In recent years, antibiotic effectiveness has been dropping, with more and more bacteria developing resistance to one, or sometimes many, antibiotics. There are a lot of reasons for this, including overuse of antibiotics in agriculture, but the fact remains that in some cases we're losing even our last resort treatment for some really nasty and occasionally deadly bugs.
But we have bacteriophages, so problem solved, right? Not quite. Bacteria is able to develop resistance to phages too, and often much faster than they develop resistance to antibiotics. Luckily, a paper published Thursday in Scientific Reports shows we might be able to use that fact to our advantage.
"Bacteria have been exposed to phages for as long as there have been bacteria, so they've had a long time to develop efficient ways to avoid phage infections," Benjamin Chan, an associate research scientist at Yale and lead author of the study, told me. "So in our study, we were capitalizing on that."
Chan and his colleagues identified a bacteriophage that infiltrates its bacteria—in this case Pseudomonas aeruginosa, a multidrug resistant pathogen—by attacking a specific protein exposed on its surface.
Unfortunately for the bacteria, that's also the protein the resistant bacteria uses to pump antibiotics out before they can do any damage. So the bacteria is left with a difficult choice: evolve to resist the phage, or evolve to resist antibiotics, but it can't be resistant to both. It puts pressure on the bacteria to evolve back to a state where it's sensitive to antibiotics.
Or, that's the idea, anyway. The researchers tested the bacteria against a number of different antibiotics to see if it was more sensitive after being exposed to the bacteriophage.
According to the paper, the bacteria was significantly less resistant—in one case 100 times less resistant—to antibiotics after the phage therapy trials. In a clinical setting, this kind of phage therapy would be delivered to target the infection, Chan said. So if you have a bacterial infection in your lungs, you'd inhale the bacteriophage treatment through an inhaler. It would also be combined with antibiotic treatment to ensure no matter which resistance the bacteria has, you'll have a good chance of wiping out the infection.

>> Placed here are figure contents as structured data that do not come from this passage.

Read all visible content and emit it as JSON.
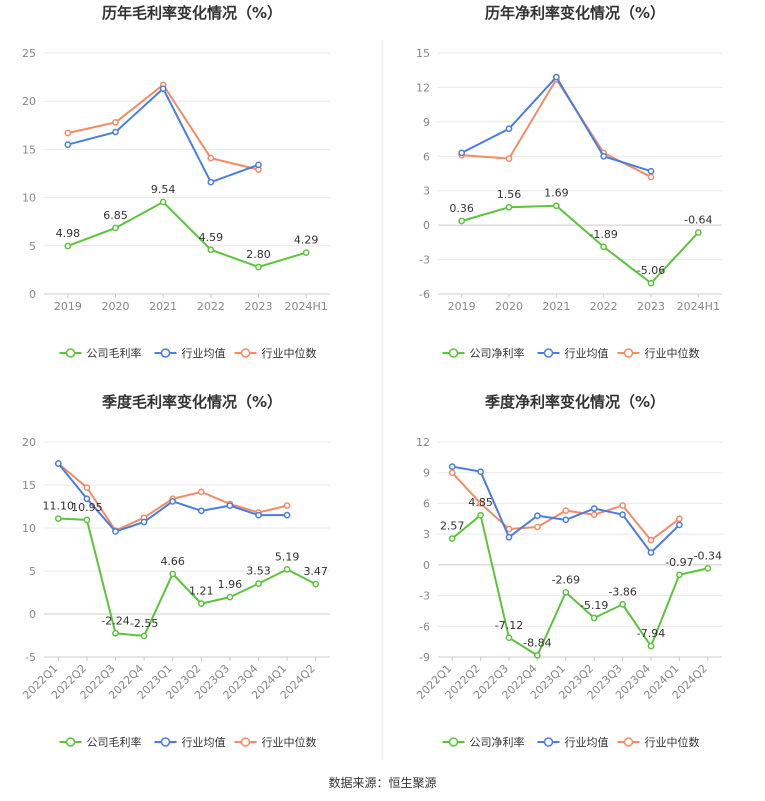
{
  "colors": {
    "company": "#5bc43a",
    "avg": "#4a7de2",
    "median": "#f58b65"
  },
  "source": "数据来源：恒生聚源",
  "chart_data": [
    {
      "type": "line",
      "title": "历年毛利率变化情况（%）",
      "categories": [
        "2019",
        "2020",
        "2021",
        "2022",
        "2023",
        "2024H1"
      ],
      "ylim": [
        0,
        25
      ],
      "yticks": [
        0,
        5,
        10,
        15,
        20,
        25
      ],
      "grid": true,
      "legend": "bottom",
      "series": [
        {
          "name": "公司毛利率",
          "values": [
            4.98,
            6.85,
            9.54,
            4.59,
            2.8,
            4.29
          ],
          "labels": [
            "4.98",
            "6.85",
            "9.54",
            "4.59",
            "2.80",
            "4.29"
          ]
        },
        {
          "name": "行业均值",
          "values": [
            15.5,
            16.8,
            21.3,
            11.6,
            13.4,
            null
          ]
        },
        {
          "name": "行业中位数",
          "values": [
            16.7,
            17.8,
            21.7,
            14.1,
            12.9,
            null
          ]
        }
      ]
    },
    {
      "type": "line",
      "title": "历年净利率变化情况（%）",
      "categories": [
        "2019",
        "2020",
        "2021",
        "2022",
        "2023",
        "2024H1"
      ],
      "ylim": [
        -6,
        15
      ],
      "yticks": [
        -6,
        -3,
        0,
        3,
        6,
        9,
        12,
        15
      ],
      "grid": true,
      "legend": "bottom",
      "series": [
        {
          "name": "公司净利率",
          "values": [
            0.36,
            1.56,
            1.69,
            -1.89,
            -5.06,
            -0.64
          ],
          "labels": [
            "0.36",
            "1.56",
            "1.69",
            "-1.89",
            "-5.06",
            "-0.64"
          ]
        },
        {
          "name": "行业均值",
          "values": [
            6.3,
            8.4,
            12.9,
            6.0,
            4.7,
            null
          ]
        },
        {
          "name": "行业中位数",
          "values": [
            6.1,
            5.8,
            12.7,
            6.3,
            4.2,
            null
          ]
        }
      ]
    },
    {
      "type": "line",
      "title": "季度毛利率变化情况（%）",
      "categories": [
        "2022Q1",
        "2022Q2",
        "2022Q3",
        "2022Q4",
        "2023Q1",
        "2023Q2",
        "2023Q3",
        "2023Q4",
        "2024Q1",
        "2024Q2"
      ],
      "ylim": [
        -5,
        20
      ],
      "yticks": [
        -5,
        0,
        5,
        10,
        15,
        20
      ],
      "grid": true,
      "legend": "bottom",
      "series": [
        {
          "name": "公司毛利率",
          "values": [
            11.1,
            10.95,
            -2.24,
            -2.55,
            4.66,
            1.21,
            1.96,
            3.53,
            5.19,
            3.47
          ],
          "labels": [
            "11.10",
            "10.95",
            "-2.24",
            "-2.55",
            "4.66",
            "1.21",
            "1.96",
            "3.53",
            "5.19",
            "3.47"
          ]
        },
        {
          "name": "行业均值",
          "values": [
            17.5,
            13.4,
            9.6,
            10.7,
            13.1,
            12.0,
            12.6,
            11.5,
            11.5,
            null
          ]
        },
        {
          "name": "行业中位数",
          "values": [
            17.5,
            14.7,
            9.7,
            11.2,
            13.4,
            14.2,
            12.8,
            11.8,
            12.6,
            null
          ]
        }
      ]
    },
    {
      "type": "line",
      "title": "季度净利率变化情况（%）",
      "categories": [
        "2022Q1",
        "2022Q2",
        "2022Q3",
        "2022Q4",
        "2023Q1",
        "2023Q2",
        "2023Q3",
        "2023Q4",
        "2024Q1",
        "2024Q2"
      ],
      "ylim": [
        -9,
        12
      ],
      "yticks": [
        -9,
        -6,
        -3,
        0,
        3,
        6,
        9,
        12
      ],
      "grid": true,
      "legend": "bottom",
      "series": [
        {
          "name": "公司净利率",
          "values": [
            2.57,
            4.85,
            -7.12,
            -8.84,
            -2.69,
            -5.19,
            -3.86,
            -7.94,
            -0.97,
            -0.34
          ],
          "labels": [
            "2.57",
            "4.85",
            "-7.12",
            "-8.84",
            "-2.69",
            "-5.19",
            "-3.86",
            "-7.94",
            "-0.97",
            "-0.34"
          ]
        },
        {
          "name": "行业均值",
          "values": [
            9.6,
            9.1,
            2.7,
            4.8,
            4.4,
            5.5,
            4.9,
            1.2,
            3.9,
            null
          ]
        },
        {
          "name": "行业中位数",
          "values": [
            9.0,
            6.0,
            3.5,
            3.7,
            5.3,
            4.9,
            5.8,
            2.4,
            4.5,
            null
          ]
        }
      ]
    }
  ]
}
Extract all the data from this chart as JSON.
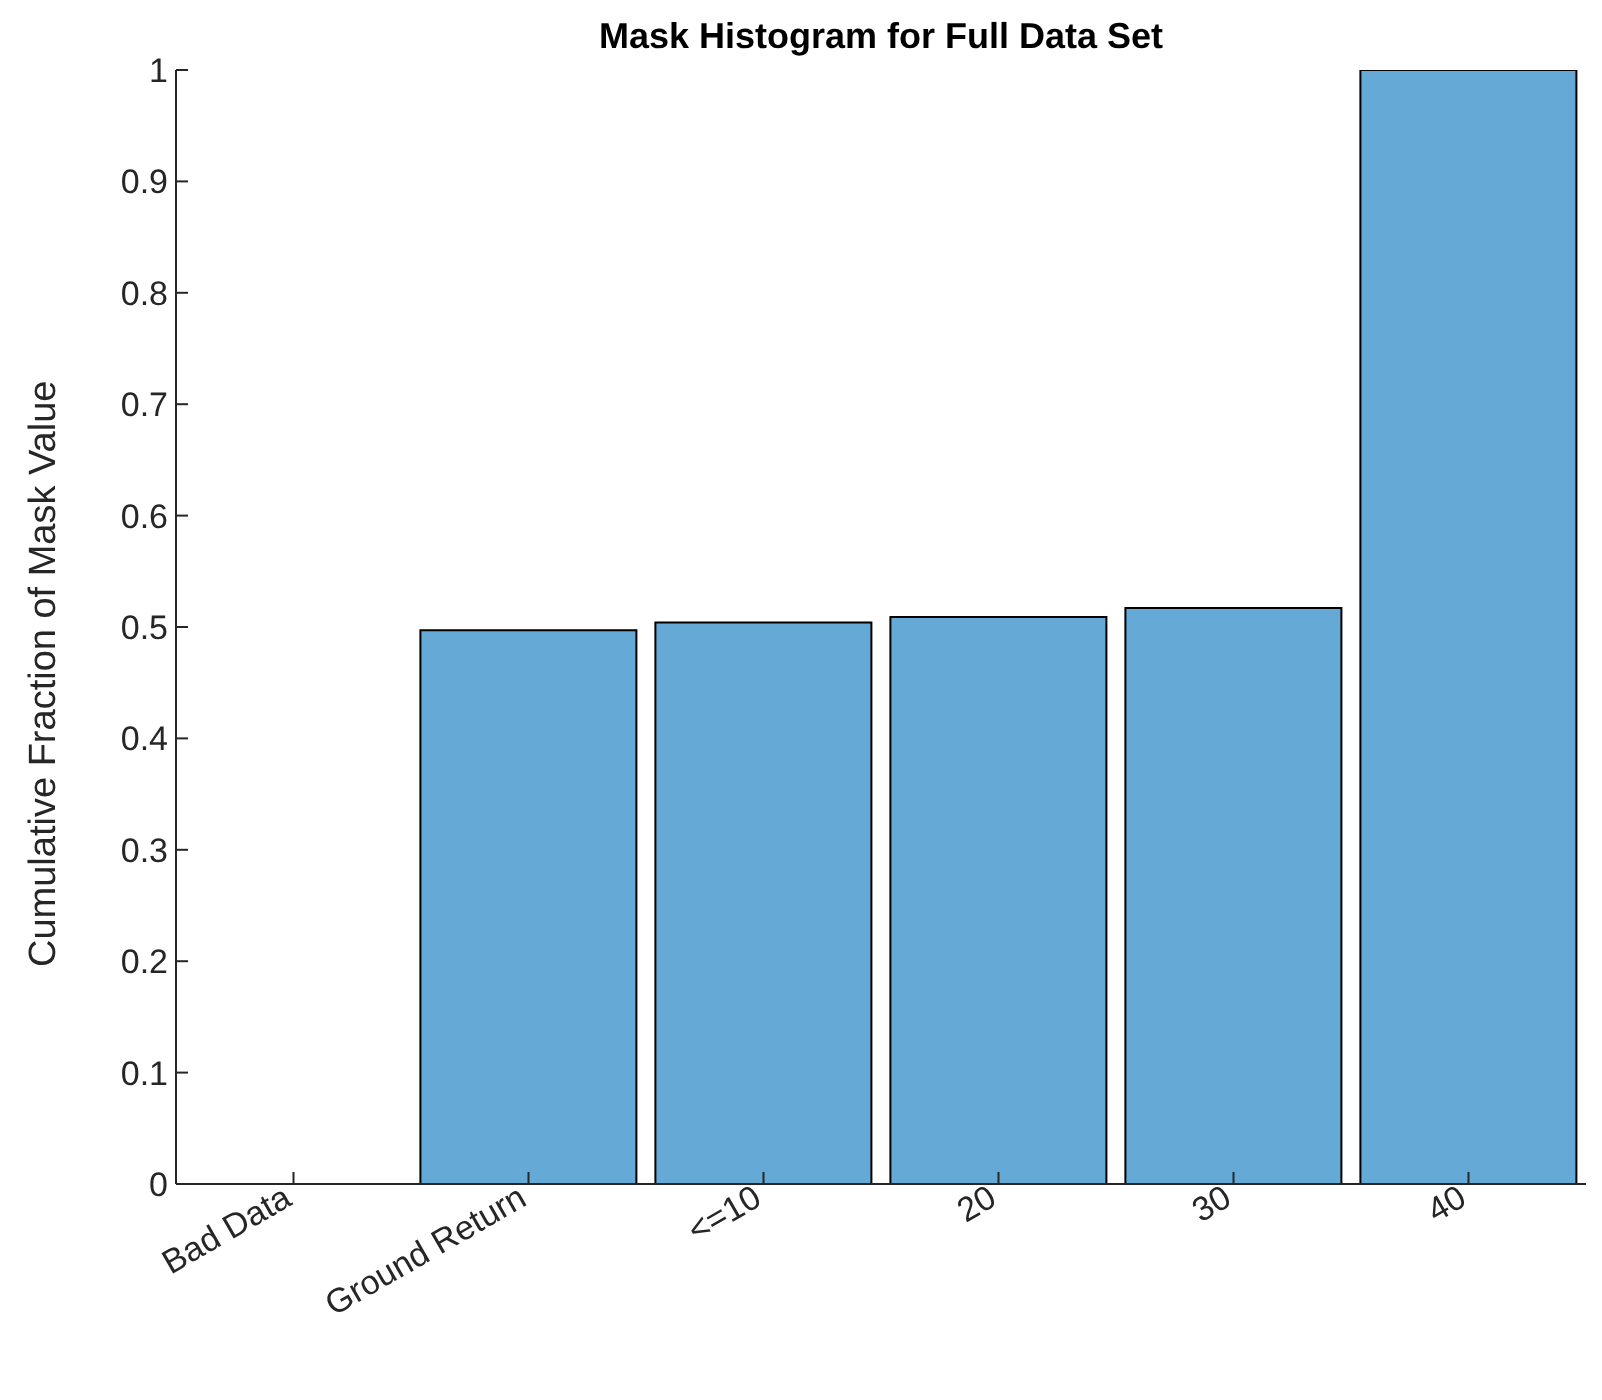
{
  "chart_data": {
    "type": "bar",
    "title": "Mask Histogram for Full Data Set",
    "ylabel": "Cumulative Fraction of Mask Value",
    "categories": [
      "Bad Data",
      "Ground Return",
      "<=10",
      "20",
      "30",
      "40"
    ],
    "values": [
      0,
      0.497,
      0.504,
      0.509,
      0.517,
      1
    ],
    "color": "#65a9d7",
    "ylim": [
      0,
      1
    ],
    "yticks": [
      0,
      0.1,
      0.2,
      0.3,
      0.4,
      0.5,
      0.6,
      0.7,
      0.8,
      0.9,
      1
    ],
    "grid": false,
    "legend": false
  }
}
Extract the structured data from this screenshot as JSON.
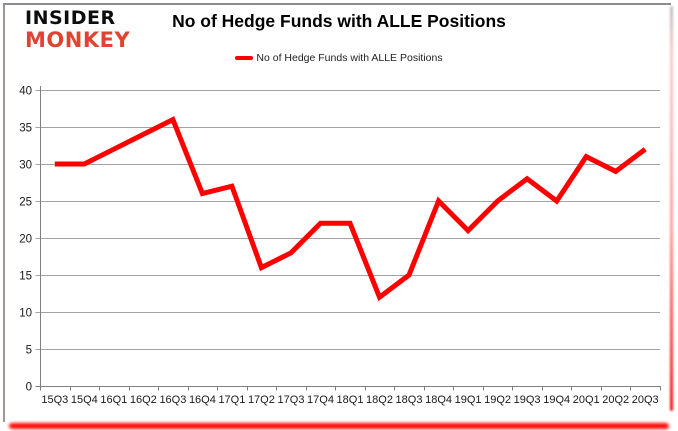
{
  "logo": {
    "line1": "INSIDER",
    "line2": "MONKEY"
  },
  "header": {
    "title": "No of Hedge Funds with ALLE Positions"
  },
  "legend": {
    "label": "No of Hedge Funds with ALLE Positions",
    "swatch_color": "#ff0000"
  },
  "chart_data": {
    "type": "line",
    "title": "No of Hedge Funds with ALLE Positions",
    "categories": [
      "15Q3",
      "15Q4",
      "16Q1",
      "16Q2",
      "16Q3",
      "16Q4",
      "17Q1",
      "17Q2",
      "17Q3",
      "17Q4",
      "18Q1",
      "18Q2",
      "18Q3",
      "18Q4",
      "19Q1",
      "19Q2",
      "19Q3",
      "19Q4",
      "20Q1",
      "20Q2",
      "20Q3"
    ],
    "values": [
      30,
      30,
      32,
      34,
      36,
      26,
      27,
      16,
      18,
      22,
      22,
      12,
      15,
      25,
      21,
      25,
      28,
      25,
      31,
      29,
      32
    ],
    "xlabel": "",
    "ylabel": "",
    "ylim": [
      0,
      40
    ],
    "ytick_step": 5,
    "grid": true,
    "legend_position": "top",
    "line_color": "#ff0000",
    "grid_color": "#a3a3a3",
    "axis_color": "#7f7f7f",
    "label_color": "#1a1a1a"
  }
}
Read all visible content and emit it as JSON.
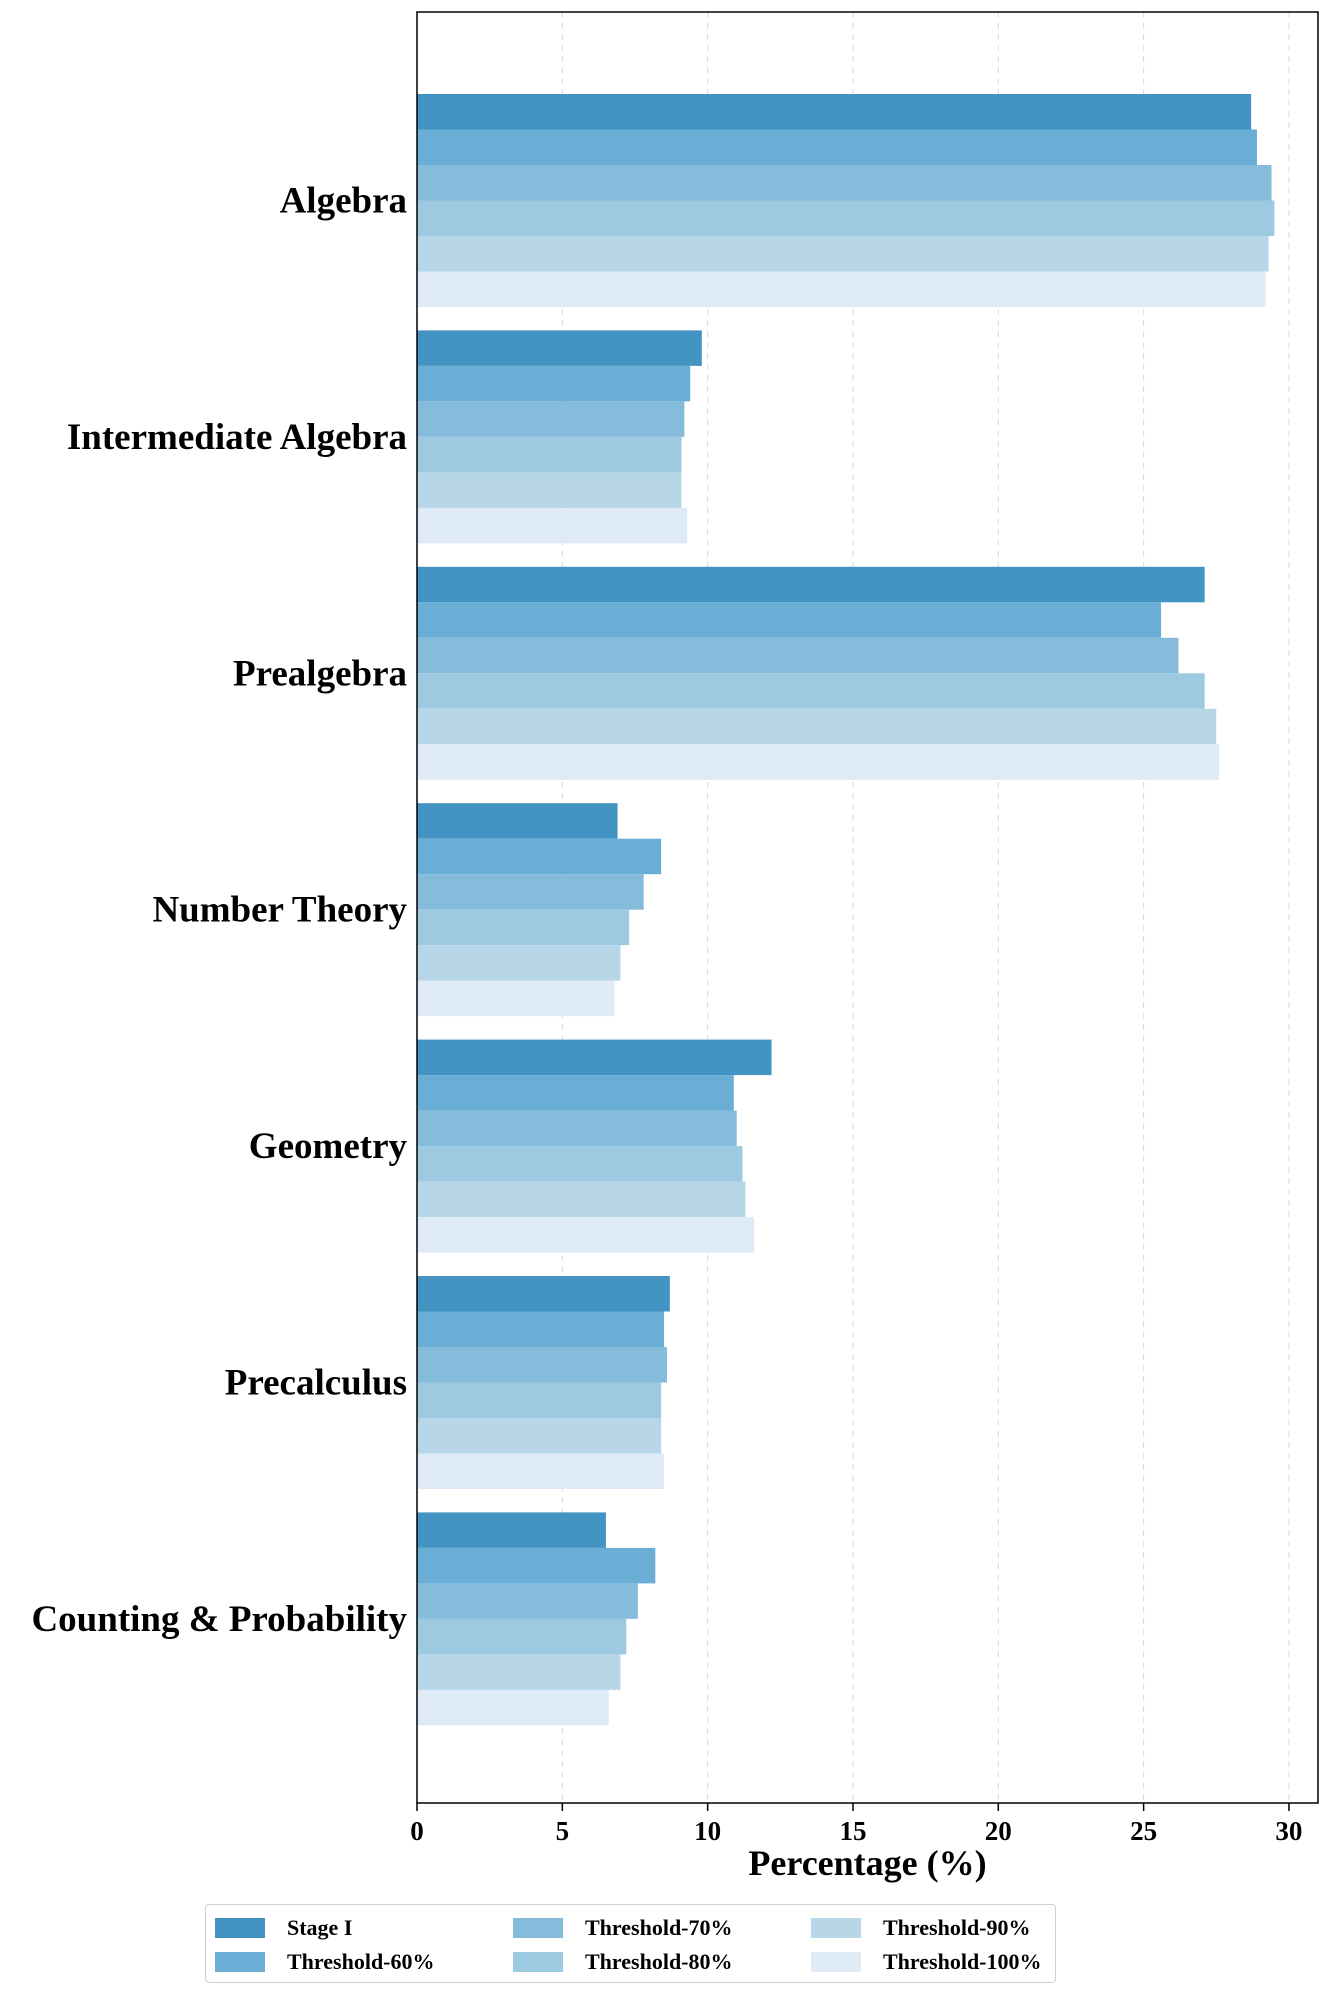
{
  "chart_data": {
    "type": "bar",
    "orientation": "horizontal",
    "xlabel": "Percentage (%)",
    "ylabel": "",
    "xlim": [
      0,
      31
    ],
    "xticks": [
      0,
      5,
      10,
      15,
      20,
      25,
      30
    ],
    "grid": "vertical dashed",
    "legend_position": "bottom",
    "categories": [
      "Algebra",
      "Intermediate Algebra",
      "Prealgebra",
      "Number Theory",
      "Geometry",
      "Precalculus",
      "Counting & Probability"
    ],
    "series": [
      {
        "name": "Stage I",
        "color": "#4393c3",
        "values": [
          28.7,
          9.8,
          27.1,
          6.9,
          12.2,
          8.7,
          6.5
        ]
      },
      {
        "name": "Threshold-60%",
        "color": "#6aaed6",
        "values": [
          28.9,
          9.4,
          25.6,
          8.4,
          10.9,
          8.5,
          8.2
        ]
      },
      {
        "name": "Threshold-70%",
        "color": "#85bbdb",
        "values": [
          29.4,
          9.2,
          26.2,
          7.8,
          11.0,
          8.6,
          7.6
        ]
      },
      {
        "name": "Threshold-80%",
        "color": "#9ecae1",
        "values": [
          29.5,
          9.1,
          27.1,
          7.3,
          11.2,
          8.4,
          7.2
        ]
      },
      {
        "name": "Threshold-90%",
        "color": "#b7d6e8",
        "values": [
          29.3,
          9.1,
          27.5,
          7.0,
          11.3,
          8.4,
          7.0
        ]
      },
      {
        "name": "Threshold-100%",
        "color": "#deebf7",
        "values": [
          29.2,
          9.3,
          27.6,
          6.8,
          11.6,
          8.5,
          6.6
        ]
      }
    ]
  }
}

Chan said the results were promising but more works need to be done. He doesn't consider phage therapy our best bet in fighting antibiotic resistance (it's just "a bet," he joked) but believes using phages in different, targeted ways will be an important tool going forward and in some cases may even be used to replace antibiotics. Nelson echoed this sentiment and said Chan's research is just one way phages might be used.
"There are people that use phage proteins. My personal research is using enzymes that phage produce. People are using phage to deliver CRISPR/Cas9 [for gene editing]," Nelson said. "These are all valid and you're going to see more and more of this in the future."